Archive for February, 2009

Legacy Code Fix versus Code Rewrite

Saturday, February 28th, 2009

Python Frameworks use the DRY Method — Don’t Repeat Yourself.  That is a powerful mantra to follow when developing applications.

I am faced with a quandry.  I have an application that consists of roughly 40000 lines.  That code was written in php many years ago, with a handbuilt web framework implemented with smarty.  There are a number of issues with the existing code, including inline functions duplicated through multiple files, poorly validated input and bad structure.  Outsourcing some code development appeared to be cost effective.  In the end, the code quality churned out by that vendor was sub-par.  Maintenance of that codebase easily costs twice as much as it should.

This week, a few requirements cropped up which brought up an interesting question.  Knowing that the code consists of 40000 lines of poorly written, difficult to maintain code, I debated whether fixing the existing code would be quicker than rewriting the relevent portion and coding the addendum.  TurboGears, a python webapp framework would shrink the code considerably since it is thin middleware on top of a wsgi compliant server.

Where it took 45 lines of code to do a halfway decent job of validating a few input fields in php with smarty, the equivalent code in TurboGears consists of a model definition containing the validator segment and a few lines of code to define the page.  Updating the database becomes one line of code, replacing 8-12 lines of code.

I had planned to convert the application over to TurboGears eventually, but, the scope of this current project gives me an opportunity to convert a piece of the application over while adding the new features, and leaving the legacy code running as is.

The features I need to add will take roughly 150 lines of Python/TurboGears code, or perhaps 1500-2000 lines of php to achieve the same functionality.  I have debated using another PHP framework as a stopgap, but, I have yet to find a decent form library for it that works well.

If I had to pick a favorite, ad_form from openacs would top the list.  TurboGears and Genshi with formencode come in as a close second.

I believe rewriting the portions of the app I need to write will probably take roughly the same amount of time as it would take to patch the existing code.  The investment in time will put me closer to finishing the complete rewrite of the existing system.

An added advantage is that I can fix architectural issues with the existing package that couldn’t easily be reworked without considerable effort.  If the code you are maintaining is over five years old, you owe it to yourself to check out some of the other frameworks out there.  Prior to settling on TurboGears, I looked at Django, Catalyst, Mason and a number of other frameworks.  I even searched the PHP frameworks but didn’t find anything with the strengths I saw with TurboGears.

Concurrent processing

Thursday, February 5th, 2009

It has been a while since I’ve written parallel processing or concurrent processing code.  Threaded programming is something that even the experts that wrote apache and php have problems with, yet, writing this type of code is somewhat enjoyable.

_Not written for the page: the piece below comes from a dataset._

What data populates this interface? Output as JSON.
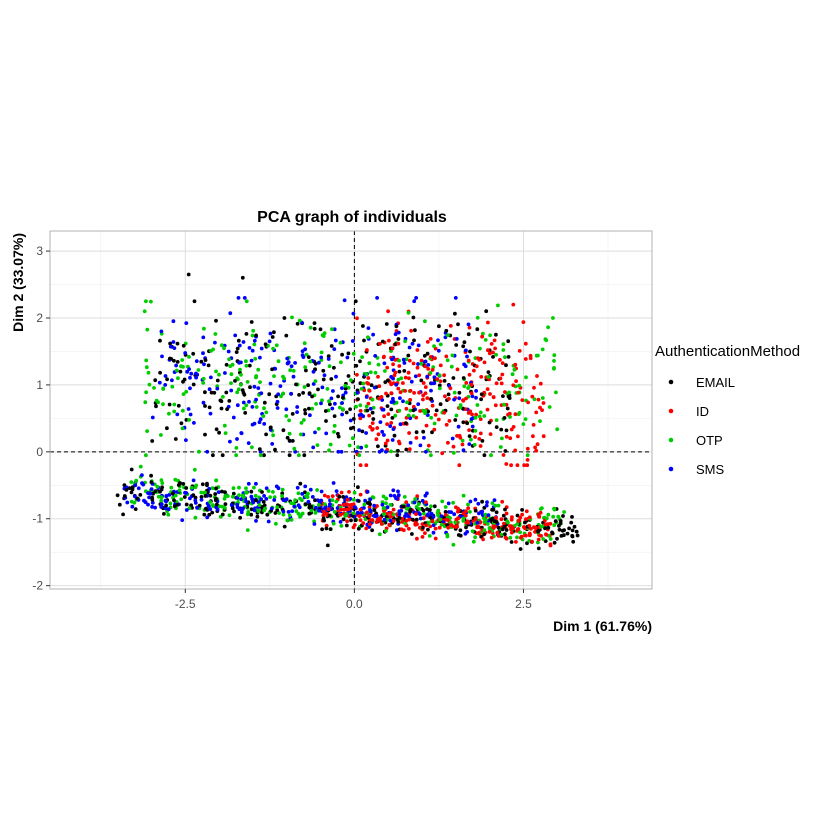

It started a few years ago when I replaced 112k lines of C code and libraries that never quite did what the design document specified.  I communicated the idea to the coders, the coders wrote the design document and delivered a product that didn’t even do what the design document specified.

The code was scrapped and rewritten in perl and comprises about 1200 lines of code not including the CPAN libraries used.  The code is faster, more reliable, and is very agnostic to its task.  It has more capabilities but leaves more of the work to the tasks that is passes around which allows the code to handle communications and dispatch.

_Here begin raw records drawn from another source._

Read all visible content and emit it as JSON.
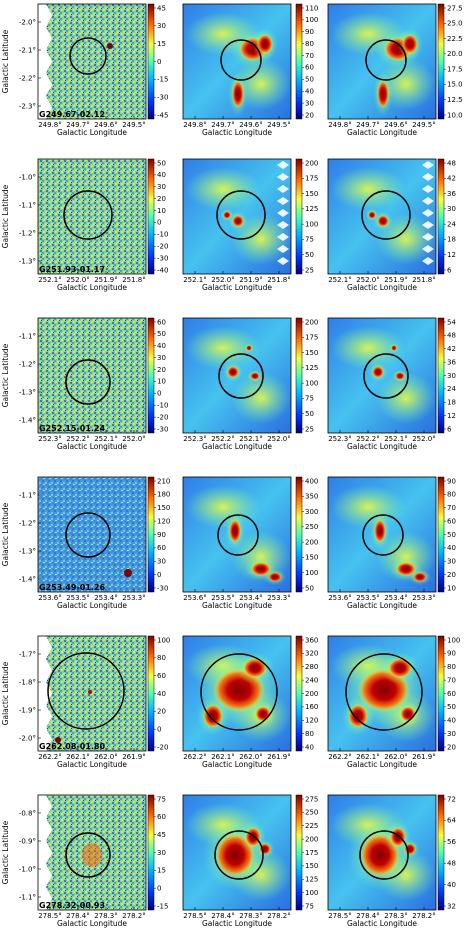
{
  "figure": {
    "columns": 3,
    "xlabel": "Galactic Longitude",
    "ylabel": "Galactic Latitude",
    "colors": {
      "low": "#1a2fa8",
      "mid": "#3fb6e0",
      "high": "#f0e24a",
      "peak": "#8b0000",
      "circle": "#000000"
    }
  },
  "rows": [
    {
      "source": "G249.67-02.12",
      "lat_ticks": [
        "-2.0°",
        "-2.1°",
        "-2.2°",
        "-2.3°"
      ],
      "lon_ticks": [
        "249.8°",
        "249.7°",
        "249.6°",
        "249.5°"
      ],
      "colorbars": [
        [
          "45",
          "30",
          "15",
          "0",
          "-15",
          "-30",
          "-45"
        ],
        [
          "110",
          "100",
          "90",
          "80",
          "70",
          "60",
          "50",
          "40",
          "30",
          "20"
        ],
        [
          "27.5",
          "25.0",
          "22.5",
          "20.0",
          "17.5",
          "15.0",
          "12.5",
          "10.0"
        ]
      ]
    },
    {
      "source": "G251.93-01.17",
      "lat_ticks": [
        "-1.0°",
        "-1.1°",
        "-1.2°",
        "-1.3°"
      ],
      "lon_ticks": [
        "252.1°",
        "252.0°",
        "251.9°",
        "251.8°"
      ],
      "colorbars": [
        [
          "50",
          "40",
          "30",
          "20",
          "10",
          "0",
          "-10",
          "-20",
          "-30",
          "-40"
        ],
        [
          "200",
          "175",
          "150",
          "125",
          "100",
          "75",
          "50",
          "25"
        ],
        [
          "48",
          "42",
          "36",
          "30",
          "24",
          "18",
          "12",
          "6"
        ]
      ]
    },
    {
      "source": "G252.15-01.24",
      "lat_ticks": [
        "-1.1°",
        "-1.2°",
        "-1.3°",
        "-1.4°"
      ],
      "lon_ticks": [
        "252.3°",
        "252.2°",
        "252.1°",
        "252.0°"
      ],
      "colorbars": [
        [
          "60",
          "50",
          "40",
          "30",
          "20",
          "10",
          "0",
          "-10",
          "-20",
          "-30"
        ],
        [
          "200",
          "175",
          "150",
          "125",
          "100",
          "75",
          "50",
          "25"
        ],
        [
          "54",
          "48",
          "42",
          "36",
          "30",
          "24",
          "18",
          "12",
          "6"
        ]
      ]
    },
    {
      "source": "G253.49-01.26",
      "lat_ticks": [
        "-1.1°",
        "-1.2°",
        "-1.3°",
        "-1.4°"
      ],
      "lon_ticks": [
        "253.6°",
        "253.5°",
        "253.4°",
        "253.3°"
      ],
      "colorbars": [
        [
          "210",
          "180",
          "150",
          "120",
          "90",
          "60",
          "30",
          "0",
          "-30"
        ],
        [
          "400",
          "350",
          "300",
          "250",
          "200",
          "150",
          "100",
          "50"
        ],
        [
          "90",
          "80",
          "70",
          "60",
          "50",
          "40",
          "30",
          "20",
          "10"
        ]
      ]
    },
    {
      "source": "G262.08-01.80",
      "lat_ticks": [
        "-1.7°",
        "-1.8°",
        "-1.9°",
        "-2.0°"
      ],
      "lon_ticks": [
        "262.2°",
        "262.1°",
        "262.0°",
        "261.9°"
      ],
      "colorbars": [
        [
          "100",
          "80",
          "60",
          "40",
          "20",
          "0",
          "-20"
        ],
        [
          "360",
          "320",
          "280",
          "240",
          "200",
          "160",
          "120",
          "80",
          "40"
        ],
        [
          "100",
          "90",
          "80",
          "70",
          "60",
          "50",
          "40",
          "30",
          "20"
        ]
      ]
    },
    {
      "source": "G278.32-00.93",
      "lat_ticks": [
        "-0.8°",
        "-0.9°",
        "-1.0°",
        "-1.1°"
      ],
      "lon_ticks": [
        "278.5°",
        "278.4°",
        "278.3°",
        "278.2°"
      ],
      "colorbars": [
        [
          "75",
          "60",
          "45",
          "30",
          "15",
          "0",
          "-15"
        ],
        [
          "275",
          "250",
          "225",
          "200",
          "175",
          "150",
          "125",
          "100",
          "75"
        ],
        [
          "72",
          "64",
          "56",
          "48",
          "40",
          "32"
        ]
      ]
    }
  ]
}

While initial testing was rather thorough based on the bugs and issues encountered during the previous version’s reign.  While we’ve run into minor glitches with the new code, it is considerably more reliable to the point where it is tasked to do more.  While the dispatch method was rewritten, concurrent task collision wasn’t tested nearly enough.

And therein lies the problem.  The previous system accepted a task, opened a connection and waited until the task completed.  Collisions couldn’t occur because each task would open a connection to the remote machine and wait until the task completed.  For short tasks, this wasn’t a real issue.  Longer tasks risked the socket timing out.  If 15 tasks were sent, 15 connections remained open until the tasks completed.

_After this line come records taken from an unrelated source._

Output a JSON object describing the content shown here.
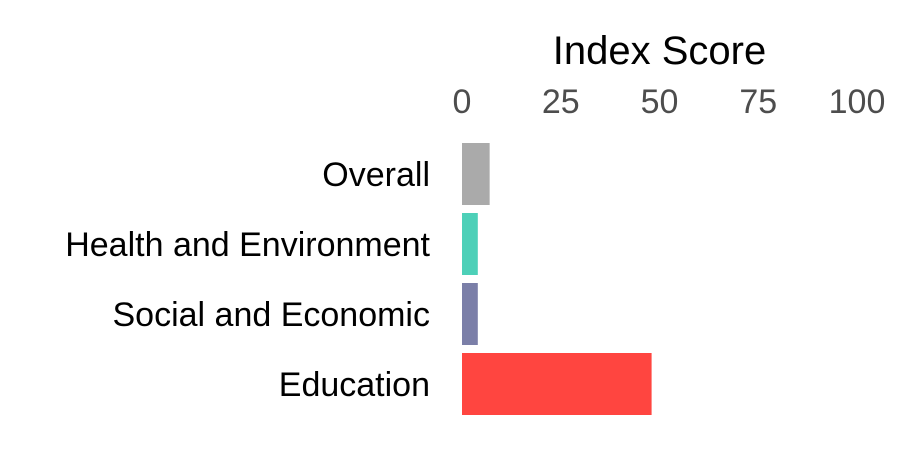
{
  "chart_data": {
    "type": "bar",
    "orientation": "horizontal",
    "title": "",
    "xlabel": "Index Score",
    "ylabel": "",
    "xlim": [
      0,
      100
    ],
    "x_ticks": [
      "0",
      "25",
      "50",
      "75",
      "100"
    ],
    "x_axis_position": "top",
    "grid": false,
    "legend": "none",
    "categories": [
      "Overall",
      "Health and Environment",
      "Social and Economic",
      "Education"
    ],
    "values": [
      7,
      4,
      4,
      48
    ],
    "colors": [
      "#aaaaaa",
      "#4dd0b8",
      "#7b7fa8",
      "#ff4540"
    ]
  }
}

The replacement system handed off the task but didn’t wait for the task to complete.  The remote machine would handle its packet and return the task results.  The issue of multiple tasks being added for the same machine results in a few collisions.  Task order isn’t important, but, sometimes a task is fetched twice or a task is missed and left in queue.  A task in queue is redispatched, but, the double fetch issue has been difficult to debug.  Put in the slightest amount of debugging code and voila, tasks are dispatched properly under every test that can be thrown at it.  Remove the debugging code and the error returns.

While the task is left in the queue for processing and the file locking for the state machine has been double and triple checked, but, I’m sure once I dig into it, I’ll find some logic error that leaves a stale lock or incorrectly clears a lock.

I remember I used to love writing code like this, though, I always dreaded debugging it.